Stanistreet threw him a keen look. "Eh!" he said, making swift inference, and turned to his wife and sister-in-law. "It is nearly twelve now. Forgive me if I hurry you off."
"Patience," said Mrs. Arden indulgently. "Not for worlds would I hinder your weighty affairs, dear old thing, but I sleep more sound o' nights when I know my trinkets are locked up securely in your safe."
With a graceful gesture she unfastened a magnificent necklace and deposited it on the desk.
"Frightful rot," her sister commented from the doorway. "As if anybody would dare break in here."
"Why not?" Mrs. Arden enquired calmly, stripping her fingers of their rings.
"With a watchman patrolling the grounds all night—"

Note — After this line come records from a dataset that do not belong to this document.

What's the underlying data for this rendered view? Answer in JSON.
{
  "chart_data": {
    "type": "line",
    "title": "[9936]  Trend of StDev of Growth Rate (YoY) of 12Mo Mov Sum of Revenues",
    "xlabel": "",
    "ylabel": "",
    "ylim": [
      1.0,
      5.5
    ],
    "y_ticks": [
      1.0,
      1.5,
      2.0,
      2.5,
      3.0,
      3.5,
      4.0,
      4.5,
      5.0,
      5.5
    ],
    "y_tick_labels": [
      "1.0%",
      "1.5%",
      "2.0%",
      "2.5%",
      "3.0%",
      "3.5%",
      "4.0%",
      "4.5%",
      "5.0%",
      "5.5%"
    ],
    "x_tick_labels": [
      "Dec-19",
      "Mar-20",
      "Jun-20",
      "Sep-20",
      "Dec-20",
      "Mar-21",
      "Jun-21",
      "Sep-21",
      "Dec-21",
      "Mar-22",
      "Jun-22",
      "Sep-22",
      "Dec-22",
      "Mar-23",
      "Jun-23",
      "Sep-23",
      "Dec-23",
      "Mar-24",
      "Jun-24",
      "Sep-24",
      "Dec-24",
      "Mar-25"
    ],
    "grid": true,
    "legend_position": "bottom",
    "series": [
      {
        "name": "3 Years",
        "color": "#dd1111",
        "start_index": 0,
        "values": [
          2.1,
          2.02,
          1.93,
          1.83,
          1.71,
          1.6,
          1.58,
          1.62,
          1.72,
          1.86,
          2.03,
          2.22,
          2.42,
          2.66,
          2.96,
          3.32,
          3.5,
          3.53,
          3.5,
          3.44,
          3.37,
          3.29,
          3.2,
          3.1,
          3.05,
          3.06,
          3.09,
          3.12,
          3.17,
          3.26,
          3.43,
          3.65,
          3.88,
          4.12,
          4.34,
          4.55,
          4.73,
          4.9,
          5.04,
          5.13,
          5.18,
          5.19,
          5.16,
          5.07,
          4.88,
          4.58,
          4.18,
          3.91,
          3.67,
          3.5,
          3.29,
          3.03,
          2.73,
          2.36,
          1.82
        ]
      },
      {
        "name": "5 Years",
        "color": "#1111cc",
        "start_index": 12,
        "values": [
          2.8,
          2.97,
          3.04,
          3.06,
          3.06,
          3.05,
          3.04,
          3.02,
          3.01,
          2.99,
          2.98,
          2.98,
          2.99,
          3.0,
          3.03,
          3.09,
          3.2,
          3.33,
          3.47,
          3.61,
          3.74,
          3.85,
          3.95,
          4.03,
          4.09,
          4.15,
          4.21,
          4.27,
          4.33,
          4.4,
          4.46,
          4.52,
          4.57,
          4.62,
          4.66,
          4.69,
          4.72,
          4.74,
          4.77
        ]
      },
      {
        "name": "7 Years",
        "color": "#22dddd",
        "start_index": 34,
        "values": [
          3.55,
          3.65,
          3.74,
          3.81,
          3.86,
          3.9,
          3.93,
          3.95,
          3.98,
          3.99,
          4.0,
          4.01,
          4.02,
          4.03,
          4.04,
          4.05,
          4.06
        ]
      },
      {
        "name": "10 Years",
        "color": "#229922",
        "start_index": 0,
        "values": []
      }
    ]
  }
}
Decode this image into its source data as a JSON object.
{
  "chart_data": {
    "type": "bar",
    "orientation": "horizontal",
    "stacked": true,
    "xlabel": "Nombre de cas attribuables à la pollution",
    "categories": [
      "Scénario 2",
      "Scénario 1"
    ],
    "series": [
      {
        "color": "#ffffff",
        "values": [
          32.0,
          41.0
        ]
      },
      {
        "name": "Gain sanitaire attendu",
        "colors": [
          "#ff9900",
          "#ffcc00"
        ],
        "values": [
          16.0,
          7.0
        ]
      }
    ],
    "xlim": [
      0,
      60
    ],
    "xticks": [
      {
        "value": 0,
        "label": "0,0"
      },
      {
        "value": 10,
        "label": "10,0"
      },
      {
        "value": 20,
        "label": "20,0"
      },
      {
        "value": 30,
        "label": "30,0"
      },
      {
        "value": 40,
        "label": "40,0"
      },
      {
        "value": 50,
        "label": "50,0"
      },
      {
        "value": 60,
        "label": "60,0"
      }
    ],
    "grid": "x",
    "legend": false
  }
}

"Letty is sensible," Stanistreet interrupted. "Howson's faithful enough, and these American police dependable, but second-storey men happen in the best-guarded neighbourhoods. Be advised, Adele: leave your things here with Letty's."
"No fear," his wife returned coolly. "Too frightfully weird…."
She drifted across the threshold, then hesitated, a pretty figure of disdainful discontent.
"But really, Colonel Stanistreet is right," Blensop interposed vivaciously.
"What do you imagine I heard to-night? The Lone Wolf is in America!"